On October 26, 2006, the Nicaraguan legislature rescinded Article 165 of its Penal Code, eliminating the only exemptions to the country's general ban on abortion and criminalizing abortion for therapeutic purposes (i.e., for victims of rape or incest, or to save the health and life of the mother). Since then, human rights activists have challenged the ban before the Nicaraguan Supreme Court and are looking to international legal mechanisms to hold the government accountable for human rights violations as well.
I have analyzed the negative public health consequences and human rights violations that result from a total ban on abortion such as the one in Nicaragua. In addition, I have collaborated with reproductive rights advocates at the Center for Reproductive Rights to develop a strategy to reinstate exemptions for therapeutic abortion services in Nicaragua and save the health and lives of women there. These efforts have led opponents and state officials to commit additional human rights violations, including intimidation of several human rights activists by the state. Moreover, the persistence of the total ban has resulted in hundreds of deaths, including the death of Jazmina del Carmen Bojorge, who died from shock in a public hospital in Managua after complaining of limb pains and weakness five months into her pregnancy. In the end, I and my colleagues at the Center for Reproductive Rights hope to succeed in our efforts to end the ban and prevent countless other women's deaths due to unsafe abortion complications.

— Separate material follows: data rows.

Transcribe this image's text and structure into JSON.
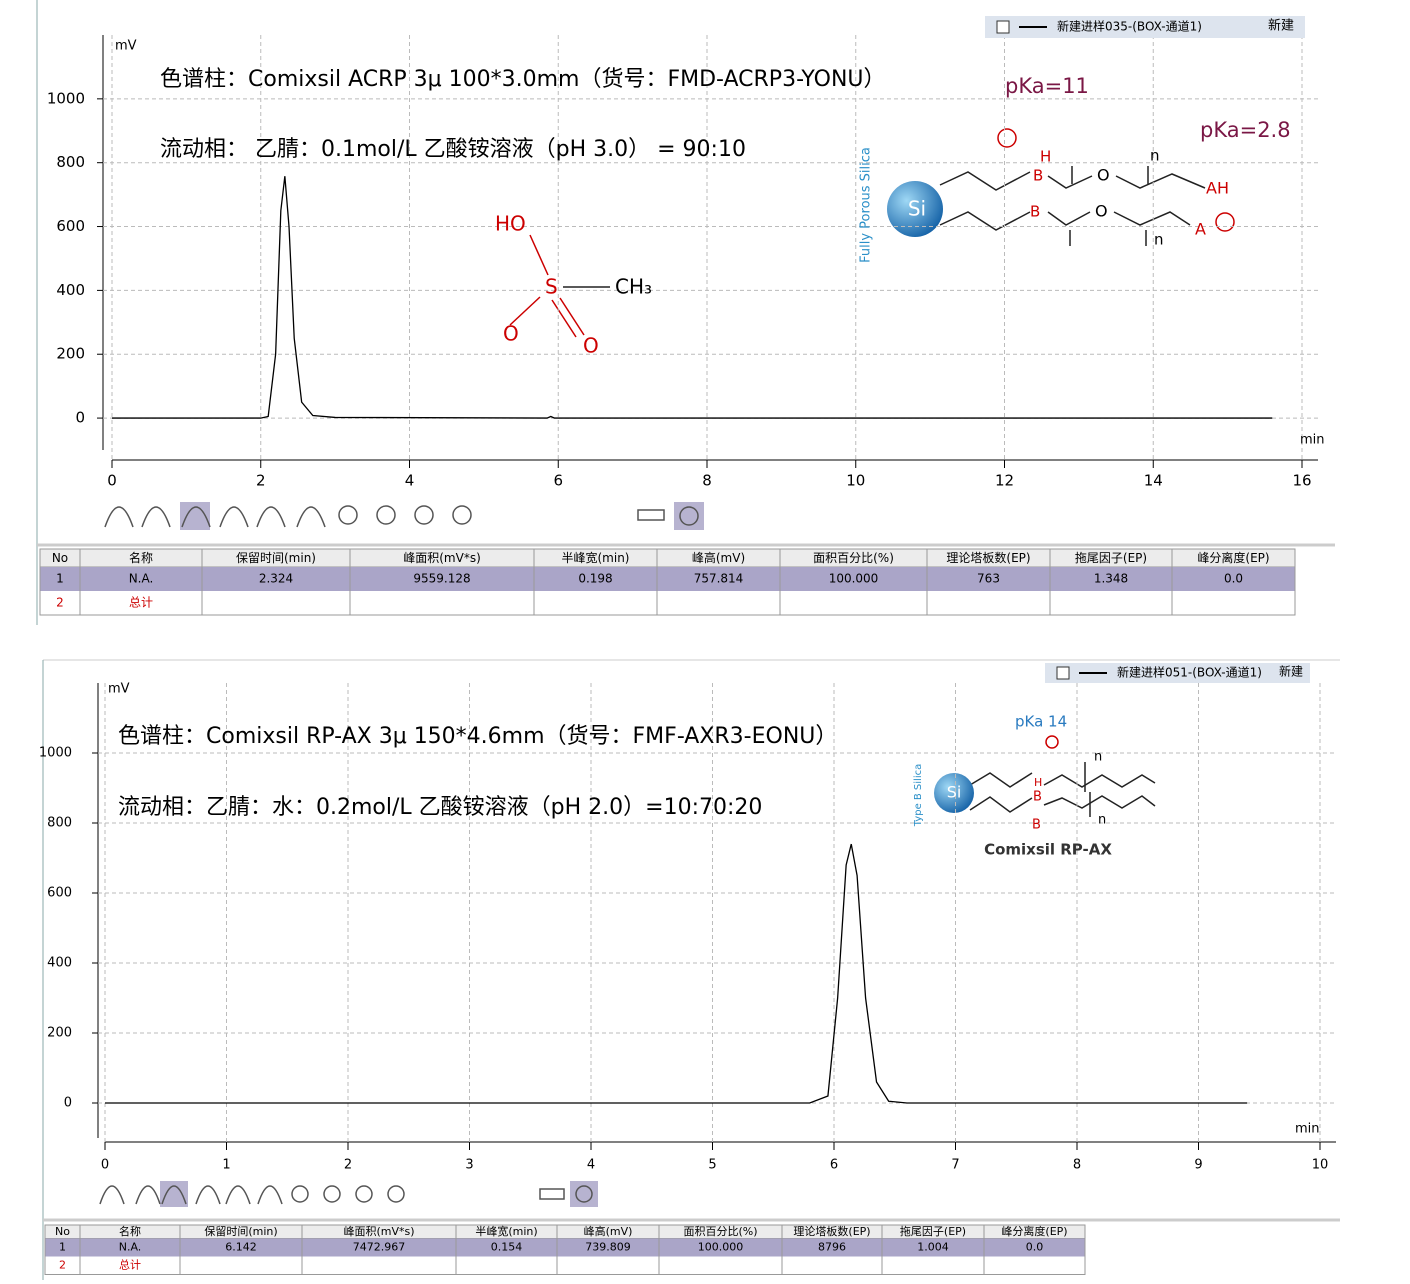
{
  "chart_data": [
    {
      "type": "line",
      "x_label": "min",
      "y_label": "mV",
      "xlim": [
        0,
        16
      ],
      "ylim": [
        -100,
        1200
      ],
      "xticks": [
        0,
        2,
        4,
        6,
        8,
        10,
        12,
        14,
        16
      ],
      "yticks": [
        0,
        200,
        400,
        600,
        800,
        1000
      ],
      "grid": true,
      "x": [
        0,
        2.0,
        2.1,
        2.2,
        2.27,
        2.324,
        2.38,
        2.45,
        2.55,
        2.7,
        3.0,
        5.85,
        5.9,
        5.95,
        15.6
      ],
      "series": [
        {
          "name": "新建进样035-(BOX-通道1)",
          "color": "#000000",
          "values": [
            0,
            0,
            5,
            200,
            650,
            757.8,
            600,
            250,
            50,
            8,
            2,
            0,
            5,
            0,
            0
          ]
        }
      ],
      "annotations": [
        "色谱柱：Comixsil ACRP 3μ 100*3.0mm（货号：FMD-ACRP3-YONU）",
        "流动相：  乙腈：0.1mol/L  乙酸铵溶液（pH 3.0）  = 90:10",
        "HO",
        "S",
        "CH₃",
        "O",
        "O",
        "pKa=11",
        "pKa=2.8",
        "Fully Porous Silica",
        "Si",
        "H",
        "B",
        "B",
        "O",
        "O",
        "n",
        "n",
        "AH",
        "A",
        "新建"
      ]
    },
    {
      "type": "line",
      "x_label": "min",
      "y_label": "mV",
      "xlim": [
        0,
        10
      ],
      "ylim": [
        -100,
        1200
      ],
      "xticks": [
        0,
        1,
        2,
        3,
        4,
        5,
        6,
        7,
        8,
        9,
        10
      ],
      "yticks": [
        0,
        200,
        400,
        600,
        800,
        1000
      ],
      "grid": true,
      "x": [
        0,
        5.8,
        5.95,
        6.03,
        6.1,
        6.142,
        6.19,
        6.26,
        6.35,
        6.45,
        6.6,
        9.4
      ],
      "series": [
        {
          "name": "新建进样051-(BOX-通道1)",
          "color": "#000000",
          "values": [
            0,
            0,
            20,
            300,
            680,
            739.8,
            650,
            300,
            60,
            5,
            0,
            0
          ]
        }
      ],
      "annotations": [
        "色谱柱：Comixsil RP-AX 3μ  150*4.6mm（货号：FMF-AXR3-EONU）",
        "流动相：乙腈：水：0.2mol/L  乙酸铵溶液（pH 2.0）=10:70:20",
        "pKa 14",
        "Si",
        "H",
        "B",
        "B",
        "n",
        "n",
        "Type B Silica",
        "Comixsil RP-AX",
        "新建"
      ]
    }
  ],
  "tables": [
    {
      "columns": [
        "No",
        "名称",
        "保留时间(min)",
        "峰面积(mV*s)",
        "半峰宽(min)",
        "峰高(mV)",
        "面积百分比(%)",
        "理论塔板数(EP)",
        "拖尾因子(EP)",
        "峰分离度(EP)"
      ],
      "rows": [
        [
          "1",
          "N.A.",
          "2.324",
          "9559.128",
          "0.198",
          "757.814",
          "100.000",
          "763",
          "1.348",
          "0.0"
        ],
        [
          "2",
          "总计"
        ]
      ]
    },
    {
      "columns": [
        "No",
        "名称",
        "保留时间(min)",
        "峰面积(mV*s)",
        "半峰宽(min)",
        "峰高(mV)",
        "面积百分比(%)",
        "理论塔板数(EP)",
        "拖尾因子(EP)",
        "峰分离度(EP)"
      ],
      "rows": [
        [
          "1",
          "N.A.",
          "6.142",
          "7472.967",
          "0.154",
          "739.809",
          "100.000",
          "8796",
          "1.004",
          "0.0"
        ],
        [
          "2",
          "总计"
        ]
      ]
    }
  ]
}
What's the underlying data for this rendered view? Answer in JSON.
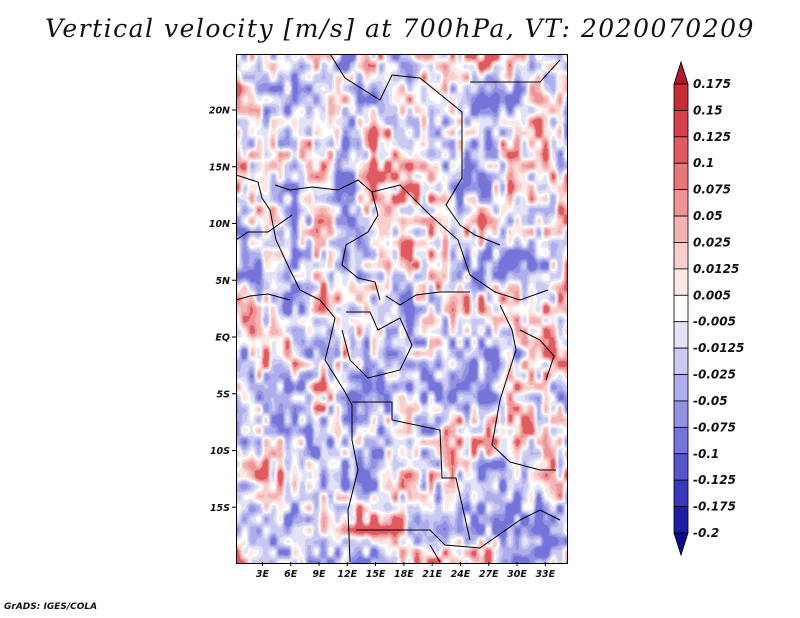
{
  "chart_data": {
    "type": "heatmap",
    "title": "Vertical velocity [m/s] at 700hPa, VT: 2020070209",
    "variable": "Vertical velocity",
    "units": "m/s",
    "level": "700hPa",
    "valid_time": "2020070209",
    "xlim": [
      0,
      35
    ],
    "ylim": [
      -20,
      25
    ],
    "x_ticks": [
      {
        "value": 3,
        "label": "3E"
      },
      {
        "value": 6,
        "label": "6E"
      },
      {
        "value": 9,
        "label": "9E"
      },
      {
        "value": 12,
        "label": "12E"
      },
      {
        "value": 15,
        "label": "15E"
      },
      {
        "value": 18,
        "label": "18E"
      },
      {
        "value": 21,
        "label": "21E"
      },
      {
        "value": 24,
        "label": "24E"
      },
      {
        "value": 27,
        "label": "27E"
      },
      {
        "value": 30,
        "label": "30E"
      },
      {
        "value": 33,
        "label": "33E"
      }
    ],
    "y_ticks": [
      {
        "value": 20,
        "label": "20N"
      },
      {
        "value": 15,
        "label": "15N"
      },
      {
        "value": 10,
        "label": "10N"
      },
      {
        "value": 5,
        "label": "5N"
      },
      {
        "value": 0,
        "label": "EQ"
      },
      {
        "value": -5,
        "label": "5S"
      },
      {
        "value": -10,
        "label": "10S"
      },
      {
        "value": -15,
        "label": "15S"
      }
    ],
    "colorbar": {
      "labels": [
        "0.175",
        "0.15",
        "0.125",
        "0.1",
        "0.075",
        "0.05",
        "0.025",
        "0.0125",
        "0.005",
        "-0.005",
        "-0.0125",
        "-0.025",
        "-0.05",
        "-0.075",
        "-0.1",
        "-0.125",
        "-0.175",
        "-0.2"
      ],
      "colors": [
        "#b2182b",
        "#c62c34",
        "#d6404a",
        "#e05a5f",
        "#e8777a",
        "#ef9598",
        "#f4b3b3",
        "#f8cfcd",
        "#fce8e6",
        "#ffffff",
        "#e3e3f8",
        "#c9c9f2",
        "#aeaeec",
        "#9292e3",
        "#7474d9",
        "#5656cc",
        "#3838bb",
        "#1d1da6",
        "#0c0c8c"
      ]
    }
  },
  "credit": "GrADS: IGES/COLA"
}
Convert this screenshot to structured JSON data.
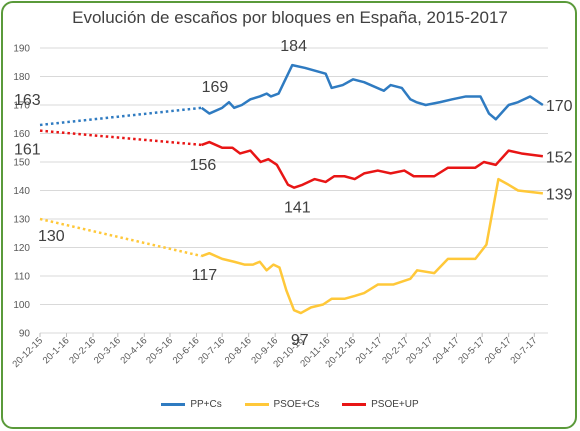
{
  "title": "Evolución de escaños por bloques en España, 2015-2017",
  "colors": {
    "pp_cs": "#2f7bc1",
    "psoe_cs": "#ffc839",
    "psoe_up": "#e81515",
    "frame": "#5a9a3a"
  },
  "chart_data": {
    "type": "line",
    "title": "Evolución de escaños por bloques en España, 2015-2017",
    "ylim": [
      90,
      190
    ],
    "yticks": [
      90,
      100,
      110,
      120,
      130,
      140,
      150,
      160,
      170,
      180,
      190
    ],
    "categories": [
      "20-12-15",
      "20-1-16",
      "20-2-16",
      "20-3-16",
      "20-4-16",
      "20-5-16",
      "20-6-16",
      "20-7-16",
      "20-8-16",
      "20-9-16",
      "20-10-16",
      "20-11-16",
      "20-12-16",
      "20-1-17",
      "20-2-17",
      "20-3-17",
      "20-4-17",
      "20-5-17",
      "20-6-17",
      "20-7-17"
    ],
    "x_start": "2015-12-20",
    "grid": true,
    "legend_position": "bottom",
    "series": [
      {
        "name": "PP+Cs",
        "color": "#2f7bc1",
        "dotted": [
          {
            "x": "2015-12-20",
            "y": 163
          },
          {
            "x": "2016-06-26",
            "y": 169
          }
        ],
        "solid": [
          {
            "x": "2016-06-26",
            "y": 169
          },
          {
            "x": "2016-07-05",
            "y": 167
          },
          {
            "x": "2016-07-20",
            "y": 169
          },
          {
            "x": "2016-07-28",
            "y": 171
          },
          {
            "x": "2016-08-03",
            "y": 169
          },
          {
            "x": "2016-08-12",
            "y": 170
          },
          {
            "x": "2016-08-22",
            "y": 172
          },
          {
            "x": "2016-09-02",
            "y": 173
          },
          {
            "x": "2016-09-10",
            "y": 174
          },
          {
            "x": "2016-09-15",
            "y": 173
          },
          {
            "x": "2016-09-24",
            "y": 174
          },
          {
            "x": "2016-10-10",
            "y": 184
          },
          {
            "x": "2016-10-25",
            "y": 183
          },
          {
            "x": "2016-11-18",
            "y": 181
          },
          {
            "x": "2016-11-25",
            "y": 176
          },
          {
            "x": "2016-12-08",
            "y": 177
          },
          {
            "x": "2016-12-20",
            "y": 179
          },
          {
            "x": "2017-01-02",
            "y": 178
          },
          {
            "x": "2017-01-25",
            "y": 175
          },
          {
            "x": "2017-02-02",
            "y": 177
          },
          {
            "x": "2017-02-15",
            "y": 176
          },
          {
            "x": "2017-02-25",
            "y": 172
          },
          {
            "x": "2017-03-04",
            "y": 171
          },
          {
            "x": "2017-03-15",
            "y": 170
          },
          {
            "x": "2017-04-01",
            "y": 171
          },
          {
            "x": "2017-04-15",
            "y": 172
          },
          {
            "x": "2017-05-01",
            "y": 173
          },
          {
            "x": "2017-05-18",
            "y": 173
          },
          {
            "x": "2017-05-28",
            "y": 167
          },
          {
            "x": "2017-06-05",
            "y": 165
          },
          {
            "x": "2017-06-20",
            "y": 170
          },
          {
            "x": "2017-07-01",
            "y": 171
          },
          {
            "x": "2017-07-15",
            "y": 173
          },
          {
            "x": "2017-07-30",
            "y": 170
          }
        ]
      },
      {
        "name": "PSOE+Cs",
        "color": "#ffc839",
        "dotted": [
          {
            "x": "2015-12-20",
            "y": 130
          },
          {
            "x": "2016-06-26",
            "y": 117
          }
        ],
        "solid": [
          {
            "x": "2016-06-26",
            "y": 117
          },
          {
            "x": "2016-07-05",
            "y": 118
          },
          {
            "x": "2016-07-20",
            "y": 116
          },
          {
            "x": "2016-08-03",
            "y": 115
          },
          {
            "x": "2016-08-15",
            "y": 114
          },
          {
            "x": "2016-08-25",
            "y": 114
          },
          {
            "x": "2016-09-02",
            "y": 115
          },
          {
            "x": "2016-09-10",
            "y": 112
          },
          {
            "x": "2016-09-18",
            "y": 114
          },
          {
            "x": "2016-09-25",
            "y": 113
          },
          {
            "x": "2016-10-03",
            "y": 105
          },
          {
            "x": "2016-10-12",
            "y": 98
          },
          {
            "x": "2016-10-20",
            "y": 97
          },
          {
            "x": "2016-11-01",
            "y": 99
          },
          {
            "x": "2016-11-15",
            "y": 100
          },
          {
            "x": "2016-11-25",
            "y": 102
          },
          {
            "x": "2016-12-10",
            "y": 102
          },
          {
            "x": "2016-12-22",
            "y": 103
          },
          {
            "x": "2017-01-02",
            "y": 104
          },
          {
            "x": "2017-01-18",
            "y": 107
          },
          {
            "x": "2017-02-05",
            "y": 107
          },
          {
            "x": "2017-02-15",
            "y": 108
          },
          {
            "x": "2017-02-25",
            "y": 109
          },
          {
            "x": "2017-03-05",
            "y": 112
          },
          {
            "x": "2017-03-25",
            "y": 111
          },
          {
            "x": "2017-04-10",
            "y": 116
          },
          {
            "x": "2017-04-25",
            "y": 116
          },
          {
            "x": "2017-05-12",
            "y": 116
          },
          {
            "x": "2017-05-25",
            "y": 121
          },
          {
            "x": "2017-06-08",
            "y": 144
          },
          {
            "x": "2017-06-20",
            "y": 142
          },
          {
            "x": "2017-07-01",
            "y": 140
          },
          {
            "x": "2017-07-30",
            "y": 139
          }
        ]
      },
      {
        "name": "PSOE+UP",
        "color": "#e81515",
        "dotted": [
          {
            "x": "2015-12-20",
            "y": 161
          },
          {
            "x": "2016-06-26",
            "y": 156
          }
        ],
        "solid": [
          {
            "x": "2016-06-26",
            "y": 156
          },
          {
            "x": "2016-07-05",
            "y": 157
          },
          {
            "x": "2016-07-20",
            "y": 155
          },
          {
            "x": "2016-08-01",
            "y": 155
          },
          {
            "x": "2016-08-10",
            "y": 153
          },
          {
            "x": "2016-08-22",
            "y": 154
          },
          {
            "x": "2016-09-03",
            "y": 150
          },
          {
            "x": "2016-09-12",
            "y": 151
          },
          {
            "x": "2016-09-22",
            "y": 149
          },
          {
            "x": "2016-10-05",
            "y": 142
          },
          {
            "x": "2016-10-12",
            "y": 141
          },
          {
            "x": "2016-10-22",
            "y": 142
          },
          {
            "x": "2016-11-05",
            "y": 144
          },
          {
            "x": "2016-11-18",
            "y": 143
          },
          {
            "x": "2016-11-28",
            "y": 145
          },
          {
            "x": "2016-12-10",
            "y": 145
          },
          {
            "x": "2016-12-22",
            "y": 144
          },
          {
            "x": "2017-01-02",
            "y": 146
          },
          {
            "x": "2017-01-18",
            "y": 147
          },
          {
            "x": "2017-02-02",
            "y": 146
          },
          {
            "x": "2017-02-18",
            "y": 147
          },
          {
            "x": "2017-03-01",
            "y": 145
          },
          {
            "x": "2017-03-25",
            "y": 145
          },
          {
            "x": "2017-04-10",
            "y": 148
          },
          {
            "x": "2017-04-25",
            "y": 148
          },
          {
            "x": "2017-05-12",
            "y": 148
          },
          {
            "x": "2017-05-22",
            "y": 150
          },
          {
            "x": "2017-06-05",
            "y": 149
          },
          {
            "x": "2017-06-20",
            "y": 154
          },
          {
            "x": "2017-07-05",
            "y": 153
          },
          {
            "x": "2017-07-30",
            "y": 152
          }
        ]
      }
    ],
    "annotations": [
      {
        "text": "163",
        "series": "PP+Cs",
        "x": "2015-12-20",
        "y": 163
      },
      {
        "text": "161",
        "series": "PSOE+UP",
        "x": "2015-12-20",
        "y": 161
      },
      {
        "text": "130",
        "series": "PSOE+Cs",
        "x": "2015-12-20",
        "y": 130
      },
      {
        "text": "169",
        "series": "PP+Cs",
        "x": "2016-06-26",
        "y": 169
      },
      {
        "text": "156",
        "series": "PSOE+UP",
        "x": "2016-06-26",
        "y": 156
      },
      {
        "text": "117",
        "series": "PSOE+Cs",
        "x": "2016-06-26",
        "y": 117
      },
      {
        "text": "184",
        "series": "PP+Cs",
        "x": "2016-10-10",
        "y": 184
      },
      {
        "text": "141",
        "series": "PSOE+UP",
        "x": "2016-10-12",
        "y": 141
      },
      {
        "text": "97",
        "series": "PSOE+Cs",
        "x": "2016-10-20",
        "y": 97
      },
      {
        "text": "170",
        "series": "PP+Cs",
        "x": "2017-07-30",
        "y": 170
      },
      {
        "text": "152",
        "series": "PSOE+UP",
        "x": "2017-07-30",
        "y": 152
      },
      {
        "text": "139",
        "series": "PSOE+Cs",
        "x": "2017-07-30",
        "y": 139
      }
    ]
  }
}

Jocelyn Getgen recently graduated from Cornell Law School and the Johns Hopkins Bloomberg School of Public Health with a concentration on international human rights and humanitarian assistance. She is interested in economic, social and cultural rights issues as they relate to public health, including reproductive justice, post-conflict transitional justice, the right to education and the right to health, including collective mental health. She participated in the Nicaragua Community Partnership while a student at Hopkins, and later published a revision of her Capstone in the current edition of the Cornell International Law Journal ("Reproductive Injustice: An Analysis of Nicaragua's Complete Abortion Ban," published in 41 Cornell Int'l L. J. 143 (2008)). She is currently collaborating with Columbia's Center for Health Policy on various projects, including conducting a gap analysis on emergency preparedness law in New York, and she is also continuing work for the Robert F. Kennedy Memorial Center for Human Rights and the Cornell International Human Rights Clinic on a project to assess the right to education of Afro-descendant and indigenous peoples in the Americas.